Patent drawing for Nancy Johnson’s Hand-cranked Ice Cream Machine, 1843
June 8th Tuesday Baked in the brick oven pies
cake & brown bread and have been to work
about the house all day untill the stage
came and brought Mr & Mrs Orr It rains
quite hard and I did not expect them
Mrs S Ames & Mrs Witherell called this
evening Had some ice cream frozen in
the new freezer
Evelina baked and did indoor chores all day, but as active as she was she must have been attentive to the arrival of much-needed rain. Old Oliver certainly was, recording that “towards night there was considerable rain, wind south west.”* It was so rainy, in fact, that Evelina imagined that her expected houseguests wouldn’t come. But Robert and Melinda Orr braved the elements and arrived from Boston via stagecoach.

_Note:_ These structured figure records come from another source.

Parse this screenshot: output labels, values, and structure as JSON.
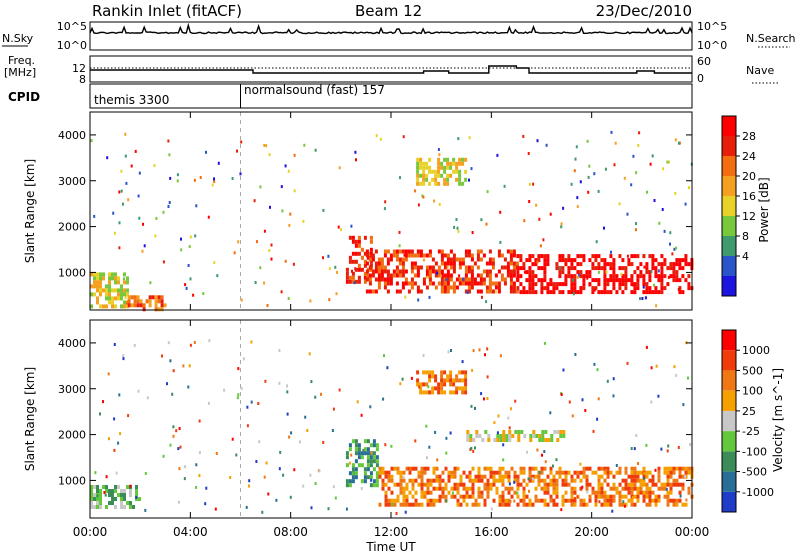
{
  "header": {
    "title": "Rankin Inlet (fitACF)",
    "beam": "Beam 12",
    "date": "23/Dec/2010"
  },
  "strips": {
    "nsky_label": "N.Sky",
    "nsearch_label": "N.Search",
    "nsky_ticks": [
      "10^5",
      "10^0"
    ],
    "nsearch_ticks": [
      "10^5",
      "10^0"
    ],
    "freq_label": "Freq.",
    "freq_unit": "[MHz]",
    "freq_ticks": [
      "12",
      "8"
    ],
    "nave_label": "Nave",
    "nave_ticks": [
      "60",
      "0"
    ],
    "cpid_label": "CPID",
    "cpid_segments": [
      {
        "name": "themis 3300",
        "start_hr": 0
      },
      {
        "name": "normalsound (fast) 157",
        "start_hr": 6
      }
    ]
  },
  "chart_data": [
    {
      "type": "heatmap",
      "name": "power-panel",
      "ylabel": "Slant Range [km]",
      "y_ticks": [
        1000,
        2000,
        3000,
        4000
      ],
      "ylim": [
        180,
        4500
      ],
      "xlim": [
        0,
        24
      ],
      "colorbar": {
        "label": "Power [dB]",
        "ticks": [
          "28",
          "24",
          "20",
          "16",
          "12",
          "8",
          "4"
        ],
        "colors": [
          "#1e14e0",
          "#2a55c8",
          "#3f9a6e",
          "#78c83c",
          "#e8d22a",
          "#f5a020",
          "#f26e10",
          "#e81e0a",
          "#ff0000"
        ]
      },
      "regions": [
        {
          "x0": 0.0,
          "x1": 1.5,
          "y0": 250,
          "y1": 1000,
          "level": 4
        },
        {
          "x0": 1.5,
          "x1": 3.0,
          "y0": 200,
          "y1": 500,
          "level": 6
        },
        {
          "x0": 10.2,
          "x1": 11.2,
          "y0": 800,
          "y1": 1800,
          "level": 7
        },
        {
          "x0": 11.0,
          "x1": 17.0,
          "y0": 600,
          "y1": 1500,
          "level": 7
        },
        {
          "x0": 17.0,
          "x1": 24.0,
          "y0": 600,
          "y1": 1400,
          "level": 8
        },
        {
          "x0": 13.0,
          "x1": 15.0,
          "y0": 2900,
          "y1": 3500,
          "level": 4
        }
      ]
    },
    {
      "type": "heatmap",
      "name": "velocity-panel",
      "ylabel": "Slant Range [km]",
      "y_ticks": [
        1000,
        2000,
        3000,
        4000
      ],
      "ylim": [
        180,
        4500
      ],
      "xlim": [
        0,
        24
      ],
      "colorbar": {
        "label": "Velocity [m s^-1]",
        "ticks": [
          "1000",
          "500",
          "100",
          "25",
          "-25",
          "-100",
          "-500",
          "-1000"
        ],
        "colors": [
          "#1e3cc8",
          "#286e96",
          "#3c8c5a",
          "#64c83c",
          "#c8c8c8",
          "#f5a000",
          "#f07814",
          "#f03c0a",
          "#ff0000"
        ]
      },
      "regions": [
        {
          "x0": 0.0,
          "x1": 2.0,
          "y0": 400,
          "y1": 900,
          "level": 3
        },
        {
          "x0": 10.2,
          "x1": 11.5,
          "y0": 900,
          "y1": 1900,
          "level": 2
        },
        {
          "x0": 11.5,
          "x1": 24.0,
          "y0": 500,
          "y1": 1300,
          "level": 6
        },
        {
          "x0": 15.0,
          "x1": 19.0,
          "y0": 1900,
          "y1": 2100,
          "level": 4
        },
        {
          "x0": 13.0,
          "x1": 15.0,
          "y0": 2900,
          "y1": 3400,
          "level": 6
        }
      ]
    }
  ],
  "x_axis": {
    "label": "Time UT",
    "ticks": [
      "00:00",
      "04:00",
      "08:00",
      "12:00",
      "16:00",
      "20:00",
      "00:00"
    ]
  }
}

The Orrs were the couple with whom Evelina often stayed when she went into the city. She and Melinda were good friends, but the connection between the two families ran even deeper, all the way back to Bridgewater and the days of ironwork there when Robert Orr’s ancestor, also named Robert, was a maker of scythes and other tools. The Ameses and the Orrs had often crossed paths.
Evelina was ready to welcome Robert and Melinda to her home and had prepared ice cream for the occasion. The ice cream would have been made in a hand-cranked freezer and probably kept cold in the new ice closet. Although it was a specialty that took time and elbow-grease to prepare, it was not quite the novelty that we might imagine.
Ice cream had been around since Colonial days, brought in by the Quakers and quickly adopted by the likes of Ben Franklin and George Washington. By 1813, it was served at the inauguration of James Madison. In 1836, an African-American and former White House chef named Augustus Jackson – also known as the Father of Ice Cream – created a variety of ingredients and improved the over-all techniques. Less than ten years later, in 1843, a Philadelphian named Nancy Johnson received the first patent for a hand-cranked ice cream freezer. Americans took to it in droves, and the frozen dessert only got better as time went by.
When did someone think to serve ice cream with pie? Did Evelina?